Learning to manage the stress you experience is essential to ensure you lead a healthy lifestyle. People may indulge in various destructive actions in attempt of managing their stress such as overeating, drinking alcohol, avoidance of tasks or family and friends, or pushing themselves to do more than what they are capable of rather than taking a step back for a moment. Although this experience of stress and the way people deal with it varies depending on the individual, there are a few simple tools and techniques that can be used by leveraging emotional intelligence, to help deal with stress. You may want to try some of the following:

  • You should not be the source of your stress– Worrying about things that are out of your control or ruminating and anticipating different events or situations can result in increasing stress, mentally and physically. However, by being more attuned to the pressures and expectations you place upon yourself may help you manage and control your stress levels in a more effective manner.

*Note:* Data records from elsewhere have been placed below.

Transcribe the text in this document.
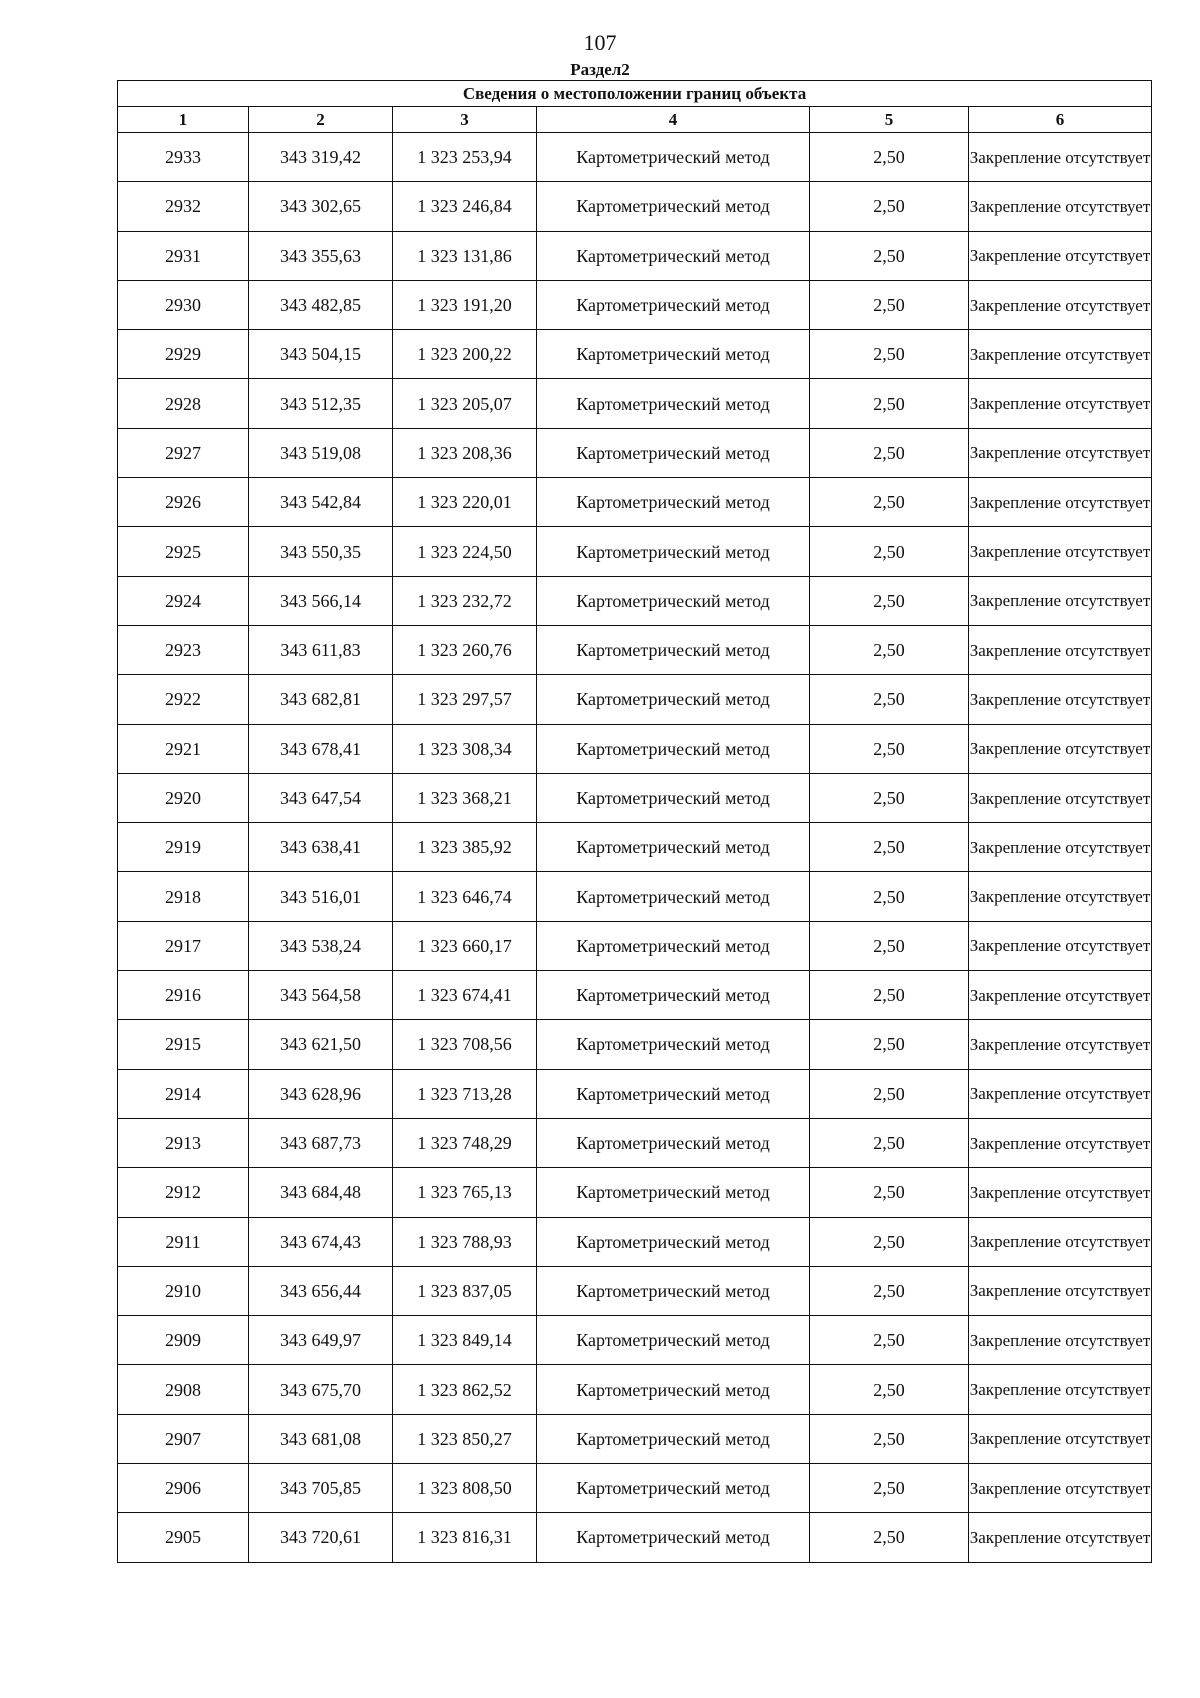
107
Раздел2
Сведения о местоположении границ объекта					
1	2	3	4	5	6
2933	343 319,42	1 323 253,94	Картометрический метод	2,50	Закрепление отсутствует
2932	343 302,65	1 323 246,84	Картометрический метод	2,50	Закрепление отсутствует
2931	343 355,63	1 323 131,86	Картометрический метод	2,50	Закрепление отсутствует
2930	343 482,85	1 323 191,20	Картометрический метод	2,50	Закрепление отсутствует
2929	343 504,15	1 323 200,22	Картометрический метод	2,50	Закрепление отсутствует
2928	343 512,35	1 323 205,07	Картометрический метод	2,50	Закрепление отсутствует
2927	343 519,08	1 323 208,36	Картометрический метод	2,50	Закрепление отсутствует
2926	343 542,84	1 323 220,01	Картометрический метод	2,50	Закрепление отсутствует
2925	343 550,35	1 323 224,50	Картометрический метод	2,50	Закрепление отсутствует
2924	343 566,14	1 323 232,72	Картометрический метод	2,50	Закрепление отсутствует
2923	343 611,83	1 323 260,76	Картометрический метод	2,50	Закрепление отсутствует
2922	343 682,81	1 323 297,57	Картометрический метод	2,50	Закрепление отсутствует
2921	343 678,41	1 323 308,34	Картометрический метод	2,50	Закрепление отсутствует
2920	343 647,54	1 323 368,21	Картометрический метод	2,50	Закрепление отсутствует
2919	343 638,41	1 323 385,92	Картометрический метод	2,50	Закрепление отсутствует
2918	343 516,01	1 323 646,74	Картометрический метод	2,50	Закрепление отсутствует
2917	343 538,24	1 323 660,17	Картометрический метод	2,50	Закрепление отсутствует
2916	343 564,58	1 323 674,41	Картометрический метод	2,50	Закрепление отсутствует
2915	343 621,50	1 323 708,56	Картометрический метод	2,50	Закрепление отсутствует
2914	343 628,96	1 323 713,28	Картометрический метод	2,50	Закрепление отсутствует
2913	343 687,73	1 323 748,29	Картометрический метод	2,50	Закрепление отсутствует
2912	343 684,48	1 323 765,13	Картометрический метод	2,50	Закрепление отсутствует
2911	343 674,43	1 323 788,93	Картометрический метод	2,50	Закрепление отсутствует
2910	343 656,44	1 323 837,05	Картометрический метод	2,50	Закрепление отсутствует
2909	343 649,97	1 323 849,14	Картометрический метод	2,50	Закрепление отсутствует
2908	343 675,70	1 323 862,52	Картометрический метод	2,50	Закрепление отсутствует
2907	343 681,08	1 323 850,27	Картометрический метод	2,50	Закрепление отсутствует
2906	343 705,85	1 323 808,50	Картометрический метод	2,50	Закрепление отсутствует
2905	343 720,61	1 323 816,31	Картометрический метод	2,50	Закрепление отсутствует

  • Be aware of your limits Know your strengths and weaknesses. Being more self-aware can help identify when you require help and enhances your ability to be able to differentiate between pushing yourself to reach your full potential and pushing yourself beyond your limits and capabilities. While the former is beneficial, it is the latter that may be a cause of stress. Hence, being aware of your strengths and weaknesses may help you determine when demands outweigh your abilities and identify whether you need to seek help. 
  • Calming techniques– Controlling your breathing, mindfulness and meditation practices can help decrease immediate stressors. For example, it can reduce the physical symptoms of stress such as an increased heart rate and tension in the body. Although controlling your breathing might be difficult at first, with concentration and practice it could become much easier. Meditating and practicing mindfulness can also help remain in the present moment and be more open to different options or solutions. 
  • Consider alternate perspectives– Awareness of your thinking patterns and thought processes can have miraculous effects on your stress levels. For example, do you think situations are problems that require solutions? Or are you threatened and fearful of the situation? Determining if you are experiencing distress or eustress (stress that acts as motivation) can affect your ability of altering your experience of stress. Viewing situations in a positive manner, seeing it as something that requires solutions rather than a threat could help increase motivation and subsequently your ability to deal with it. 
  • Empathise– If the source of your stress stems from conflict, being patient, listening actively, putting yourself in others’ shoes and trying to understand their perspective can help foster better understanding and collaboration amongst those concerned.

Last but not least, remember that you are not alone. This experience of stress and burnout is common, particularly in today’s world where everything is fast paced. Hence, be patient with yourself as it can take time and effort before you see concrete evidence of results. Finally, ensure that you do not make incorporating these suggestions a source of your stress!